Résumé : Au bout du compte, notre héroïne est donc partie vers son destin...
Heureusement que mon emploi du temps est dense. Au début, au chaud dans la famille qui m'accueille, j'évite de penser. J'ai souvent ma fille et mes parents au téléphone. Avec elle, je suis enjouée, lui raconte mille anecdotes, je la fais rire, elle me raconte le collège, les profs, le chat, les copines... Eux connaissent les Antilles, s'inquiètent pour le tremblement de terre, le cyclone, les pluies, s'inquiètent pour moi. Je les rassure. Ca va. Tout va bien.
Aucun contact avec G. qui, s'il décroche, me passe immédiatement notre fille. Normal, mais je le prends dans la gueule. Personne n'est parfait.

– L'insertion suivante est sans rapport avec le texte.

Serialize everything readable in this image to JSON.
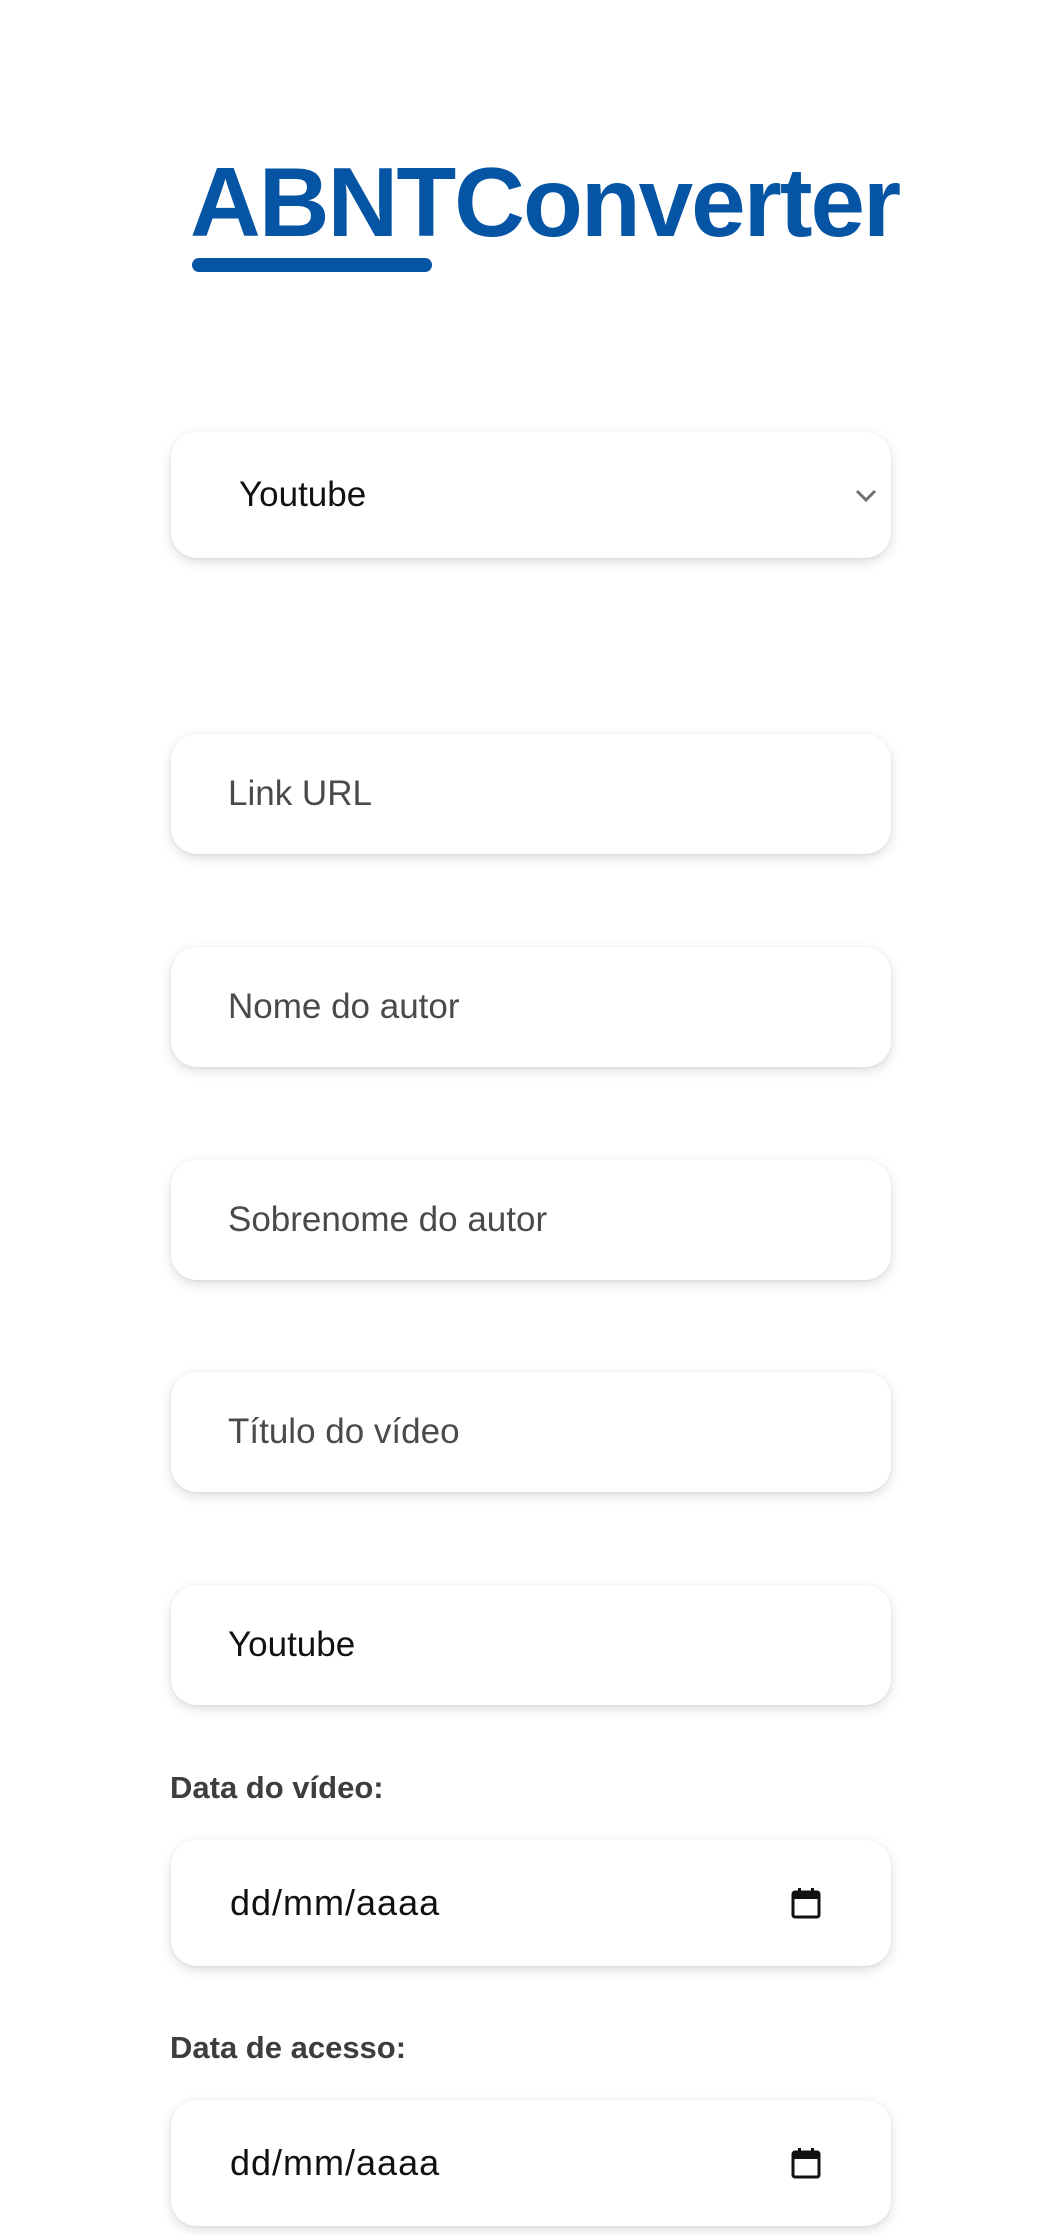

Je n'ai pas d'ordinateur portable. C'est à l'époque un objet encore un peu "luxueux". Je vais au cyber-café, j'écris à tout le monde, ma mère se met aux mails. C'est assez drôle, elle si pointilleuse sur l'orthographe, fait plein de fautes... Ca m'attendrit.
J'ai un petit appareil radio-CD. Je ne capte que les radios locales. C'est affreusement lassant. Bachata/mérengué/raggaeton/pubs hurlantes, alternent (toujours les mêmes) sur un rythme diabolique... J'ai 5 ou 6 CD et j'écoute Manu Chao, Bashung, Tom Waits et Bach en boucle. Pas de cinéma, pas de télé. Je lis des polars urbains. C'est complètement décalé.
Les journées passent vite. La nuit tropicale tombe tôt. Les soirées sont longues.
Les gens ici vivent comme partout ailleurs. Ils ont leurs familles, leurs amis, leurs habitudes...
Le samedi, la ville vit, mais le dimanche est très tranquille dans la communauté.
Le mal me cueille par surprise.
Je me souviens de ce dimanche, je suis là depuis deux ou trois semaines. Pas plus.
La douleur, le manque me plient en deux. J'ai mal, physiquement.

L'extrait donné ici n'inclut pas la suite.